# Weight transfer experiments

In this notebook, we conduct weight transfer experiments on MNIST.

## Change working directory to project root

In [None]:
import os
ROOT_DIRECTORIES = {'dogwood', 'tests'}
if set(os.listdir('.')).intersection(ROOT_DIRECTORIES) != ROOT_DIRECTORIES:
    os.chdir('../..')

## Experiments

In [None]:
import matplotlib.pyplot as plt
import tensorflow as tf
from tensorflow.keras.datasets import mnist
from tensorflow.keras.models import Sequential
from tensorflow.keras.layers import Flatten, Dense
from dogwood.weight_transfer import are_symmetric_dense_neurons, \
    expand_dense_layer, expand_dense_layers, clone_layer

MAX_PIXEL_VALUE = 255
MNIST_IMAGE_SHAPE = (28, 28)

In [None]:
# TODO should we make MNIST a versioned dataset?
(X_train, y_train), (X_test, y_test) = mnist.load_data()
X_train = tf.cast(X_train, tf.float32) / MAX_PIXEL_VALUE
X_test = tf.cast(X_test, tf.float32) / MAX_PIXEL_VALUE

In [None]:
def get_small_model(num_hidden=1):
    model = Sequential([
        Flatten(input_shape=MNIST_IMAGE_SHAPE, name='flatten'),
        Dense(num_hidden, activation='relu', name='dense_1'),
        Dense(10, activation='softmax', name='dense_2')
    ])
    model.compile(optimizer='adam',
                  loss='sparse_categorical_crossentropy',
                  metrics=['sparse_categorical_accuracy'])
    return model

**One hidden layer weight expansion experiment on MNIST**

In this experiment, we compare the training progress of models trained from scratch against those with partially pretrained weights.
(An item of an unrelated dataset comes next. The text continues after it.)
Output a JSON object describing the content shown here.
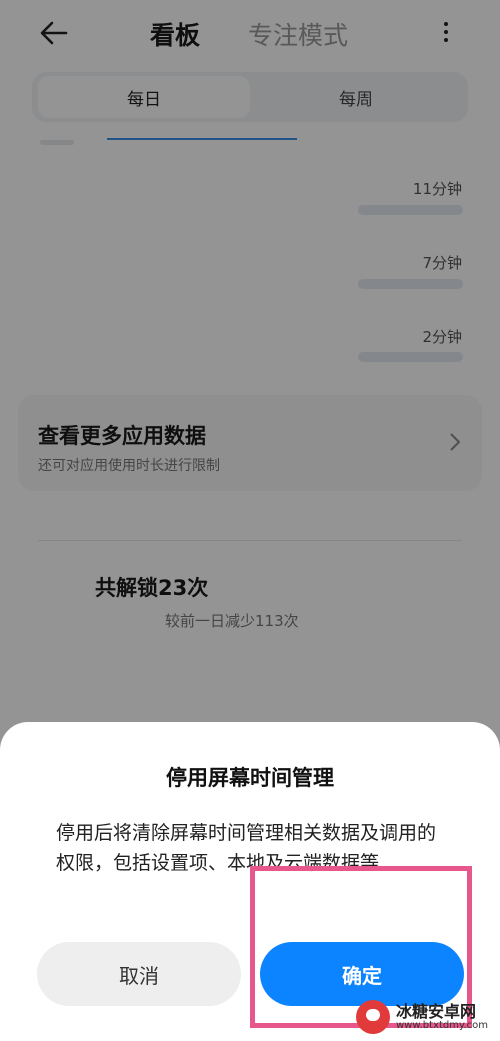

We also compare their performance on the test data after training.

In [None]:
batch_size = 32
epochs = 20
# TODO add evaluation
from_scratch_histories = {}
from_scratch_eval = {}
expanded_histories = {}
expanded_eval = {}
expanded_model = None
for num_hidden in range(1, 6):
    from_scratch_model = get_small_model(num_hidden)
    history = from_scratch_model.fit(X_train, y_train, batch_size=batch_size, epochs=epochs)
    from_scratch_histories[num_hidden] = history
    # The first iteration, the expanded model is created from scratch.
    # Every other iteration, expand.
    if not expanded_model:
        expanded_model = get_small_model(num_hidden)
    else:
        expanded_model = expand_dense_layer(expanded_model, 'dense_1', 1)
        expanded_model.compile(
            optimizer='adam',
            loss='sparse_categorical_crossentropy',
            metrics=['sparse_categorical_accuracy'])
    history = expanded_model.fit(X_train, y_train, batch_size=batch_size, epochs=epochs)
    expanded_histories[num_hidden] = history

In [None]:
plt.plot(from_scratch_histories[1].history['sparse_categorical_accuracy'])
plt.plot(expanded_histories[1].history['sparse_categorical_accuracy'])
plt.show()

In [None]:
fig, ax = plt.subplots(figsize=(10, 10))
for num_hidden in sorted(from_scratch_histories.keys()):    
    plt.plot(from_scratch_histories[num_hidden].history['sparse_categorical_accuracy'], '-', label=f'S{num_hidden}')
    plt.plot(expanded_histories[num_hidden].history['sparse_categorical_accuracy'], 'o', label=f'E{num_hidden}')
plt.legend()
plt.xlim([0, epochs])
plt.ylim([0, 1])
plt.xticks(list(range(epochs)))
plt.show()